In October, GE stated that it will be embedding AT&T's global wireless SIMs, or Subscriber Identity Modules, into its industrial products. Machines and devices will then connect and communicate over AT&T's cloud-based network. The companies also plan on collaborating to develop software that enables industrial machines to be controlled remotely.
AT&T has already seen a 38% jump in machine-to-machine customers this past year, but with its new alliance with GE, it should see much more growth going forward. By 2020, the Industrial Internet is projected to be a $514 billion annual market, with a net value of $1.7 trillion. AT&T will capture a good chunk of growth by partnering with the king of industrials that is GE.
Valuations and Fundamentals
AT&T's balance sheet isn't very strong, but by raising cash, it should look a lot better after the CCI deal. New revenue streams from the influx of Internet-connected devices, as well as the massive amounts of data generated from them, will also help boost growth.
It should also be mentioned that the company still manages to generate ample free cash flow. It also operates in an industry with extremely high barriers of entry that requires intensive spending.
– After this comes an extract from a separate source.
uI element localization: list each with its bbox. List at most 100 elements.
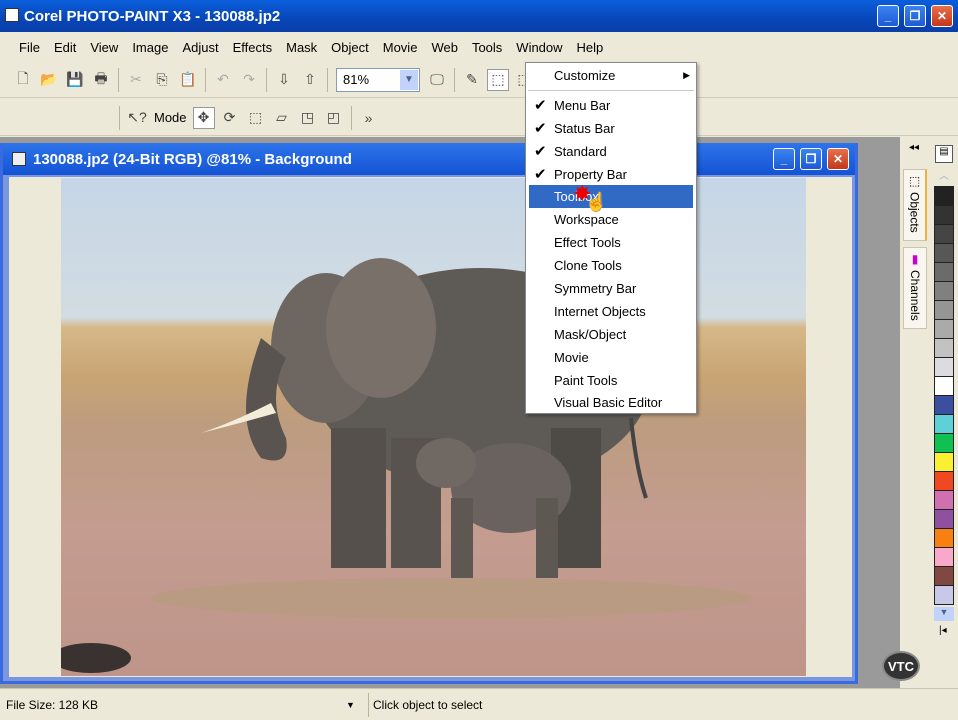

Along with competitor Verizon (VZ), it basically operates in a duopoly, and both company's have been spending away to upgrade their networks and roll out 4G LTE.
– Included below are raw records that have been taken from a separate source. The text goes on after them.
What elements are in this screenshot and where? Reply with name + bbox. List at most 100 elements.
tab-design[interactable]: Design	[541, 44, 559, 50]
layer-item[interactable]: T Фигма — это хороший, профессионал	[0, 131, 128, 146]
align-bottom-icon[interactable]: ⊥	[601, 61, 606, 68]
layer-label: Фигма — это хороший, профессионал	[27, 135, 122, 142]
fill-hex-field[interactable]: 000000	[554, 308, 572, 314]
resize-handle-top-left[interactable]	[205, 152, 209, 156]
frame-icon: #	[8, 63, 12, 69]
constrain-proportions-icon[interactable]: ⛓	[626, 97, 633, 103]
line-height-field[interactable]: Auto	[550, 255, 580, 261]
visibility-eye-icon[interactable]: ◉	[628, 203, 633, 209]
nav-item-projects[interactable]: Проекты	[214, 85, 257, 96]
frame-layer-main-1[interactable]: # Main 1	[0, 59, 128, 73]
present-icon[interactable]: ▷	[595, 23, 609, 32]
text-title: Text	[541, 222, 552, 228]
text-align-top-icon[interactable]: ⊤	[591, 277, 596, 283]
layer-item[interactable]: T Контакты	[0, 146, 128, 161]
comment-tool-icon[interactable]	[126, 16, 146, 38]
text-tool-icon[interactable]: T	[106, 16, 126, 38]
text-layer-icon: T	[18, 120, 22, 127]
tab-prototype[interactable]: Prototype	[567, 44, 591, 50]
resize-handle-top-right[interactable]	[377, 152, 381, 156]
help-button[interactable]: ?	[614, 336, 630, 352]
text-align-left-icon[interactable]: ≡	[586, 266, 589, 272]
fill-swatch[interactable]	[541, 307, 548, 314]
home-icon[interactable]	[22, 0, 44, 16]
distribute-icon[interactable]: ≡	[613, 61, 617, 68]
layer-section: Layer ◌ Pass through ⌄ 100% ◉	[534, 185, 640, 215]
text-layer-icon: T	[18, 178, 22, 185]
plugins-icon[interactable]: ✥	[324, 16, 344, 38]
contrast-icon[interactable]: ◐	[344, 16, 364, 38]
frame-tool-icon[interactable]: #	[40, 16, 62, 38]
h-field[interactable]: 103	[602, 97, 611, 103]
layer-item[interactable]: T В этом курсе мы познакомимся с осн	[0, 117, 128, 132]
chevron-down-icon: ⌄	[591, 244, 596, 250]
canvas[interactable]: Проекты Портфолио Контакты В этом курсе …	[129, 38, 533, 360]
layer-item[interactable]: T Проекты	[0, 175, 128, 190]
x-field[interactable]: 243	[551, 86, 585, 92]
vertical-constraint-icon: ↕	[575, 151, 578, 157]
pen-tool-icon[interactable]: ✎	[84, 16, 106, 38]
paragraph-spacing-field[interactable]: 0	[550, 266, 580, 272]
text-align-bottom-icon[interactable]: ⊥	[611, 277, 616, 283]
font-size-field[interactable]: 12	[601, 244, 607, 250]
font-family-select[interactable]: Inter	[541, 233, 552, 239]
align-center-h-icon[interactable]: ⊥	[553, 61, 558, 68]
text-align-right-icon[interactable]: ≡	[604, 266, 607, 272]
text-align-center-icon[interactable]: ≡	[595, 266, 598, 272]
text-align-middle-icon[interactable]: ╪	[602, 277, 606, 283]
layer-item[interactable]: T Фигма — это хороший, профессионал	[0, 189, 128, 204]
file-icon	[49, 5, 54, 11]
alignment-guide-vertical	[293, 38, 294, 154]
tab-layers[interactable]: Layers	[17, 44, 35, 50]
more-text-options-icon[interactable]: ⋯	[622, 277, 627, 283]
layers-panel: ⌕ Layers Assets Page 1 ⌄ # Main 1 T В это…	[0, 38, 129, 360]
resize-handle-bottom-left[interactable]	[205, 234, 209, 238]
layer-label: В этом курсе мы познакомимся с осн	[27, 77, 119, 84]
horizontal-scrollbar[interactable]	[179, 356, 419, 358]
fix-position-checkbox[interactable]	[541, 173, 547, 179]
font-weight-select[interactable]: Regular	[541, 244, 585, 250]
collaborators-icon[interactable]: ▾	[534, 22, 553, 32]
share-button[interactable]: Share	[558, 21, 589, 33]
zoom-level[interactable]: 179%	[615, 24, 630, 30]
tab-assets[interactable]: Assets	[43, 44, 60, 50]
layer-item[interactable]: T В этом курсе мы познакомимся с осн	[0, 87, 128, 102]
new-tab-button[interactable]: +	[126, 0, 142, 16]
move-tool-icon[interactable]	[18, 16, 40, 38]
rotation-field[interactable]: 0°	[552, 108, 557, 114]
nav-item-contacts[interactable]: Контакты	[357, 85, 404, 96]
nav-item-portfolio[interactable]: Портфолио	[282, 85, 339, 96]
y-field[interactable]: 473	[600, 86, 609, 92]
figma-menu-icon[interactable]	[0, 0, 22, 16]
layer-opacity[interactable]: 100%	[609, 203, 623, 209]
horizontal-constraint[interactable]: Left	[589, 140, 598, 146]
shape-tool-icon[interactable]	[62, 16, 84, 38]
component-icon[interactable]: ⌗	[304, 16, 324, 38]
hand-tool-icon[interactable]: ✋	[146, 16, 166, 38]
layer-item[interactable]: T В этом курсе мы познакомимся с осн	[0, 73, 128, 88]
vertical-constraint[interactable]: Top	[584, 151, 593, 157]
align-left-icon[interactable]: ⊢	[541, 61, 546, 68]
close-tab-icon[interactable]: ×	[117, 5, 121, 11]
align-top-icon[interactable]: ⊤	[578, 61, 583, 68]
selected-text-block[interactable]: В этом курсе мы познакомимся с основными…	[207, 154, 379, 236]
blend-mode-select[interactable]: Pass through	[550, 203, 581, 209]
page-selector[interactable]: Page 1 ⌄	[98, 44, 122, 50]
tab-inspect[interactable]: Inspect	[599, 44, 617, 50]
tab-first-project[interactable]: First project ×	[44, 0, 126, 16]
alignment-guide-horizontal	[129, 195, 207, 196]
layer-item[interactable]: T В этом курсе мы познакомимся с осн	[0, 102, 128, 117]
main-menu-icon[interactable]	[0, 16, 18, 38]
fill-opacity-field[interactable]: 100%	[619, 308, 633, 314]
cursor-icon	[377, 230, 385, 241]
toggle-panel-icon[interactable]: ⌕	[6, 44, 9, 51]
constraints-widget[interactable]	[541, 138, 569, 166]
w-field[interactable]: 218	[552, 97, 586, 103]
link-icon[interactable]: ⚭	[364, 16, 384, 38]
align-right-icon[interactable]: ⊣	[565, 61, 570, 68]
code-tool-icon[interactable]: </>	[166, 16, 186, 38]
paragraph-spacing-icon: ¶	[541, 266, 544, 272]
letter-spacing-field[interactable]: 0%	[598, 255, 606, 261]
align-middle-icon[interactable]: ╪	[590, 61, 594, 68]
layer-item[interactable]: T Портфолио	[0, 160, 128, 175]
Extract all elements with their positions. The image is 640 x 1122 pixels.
The company's dividend is above average in yield, but below average in growth. This might be attributed to sluggish earnings, which also explains the alarming payout ratio. Looking at a more normalized picture of the company's earnings, however, gives a better representation of where AT&T is going in the future.
Earnings were largely and negatively affected this year because of pension problems and storms. The company reported a record $10 billion Q4 charge, for instance. This is why the payout ratio is so high and why the company appears to be so overvalued from a trailing P/E perspective.
Looking at estimated forward earnings, therefore, may serve as a better, more "normalized" representation of the company's true earnings power. The company is trading at a forward P/E of just 13.12, which is fairly valued, and its forward payout ratio (based on next years EPS estimates of 2.68) is at a much more sustainable 67%.
The bottom line
AT&T expanding into Europe is still uncertain, but the company does have lucrative exposure to fast-growing international markets in Latin America. The company is also raising cash and upgrading its network, positioning itself for the future.
It is also entrenching itself into machine-to-machine communications with GE, and even has a deal with Tesla (TSLA) to embed its SIM into Tesla automobiles, enabling services such as remote engine diagnostics. AT&T's early adoption of this, as well as its strategic partnership with industry leaders, has future growth written all over it.
That's why AT&T will see good growth here at home even without expanding overseas, largely because of an increase in big data and the Internet of Everything. The IoE is projected to be worth trillions. Capex will also likely be less of a drag on earnings going forward as its 4G LTE network gets closer to completion.
Shares of AT&T look fairly valued, and with a yield over 5%, also provide a solid, stable source of income. Now looks like a good time to start, or even add to, a core position in AT&T.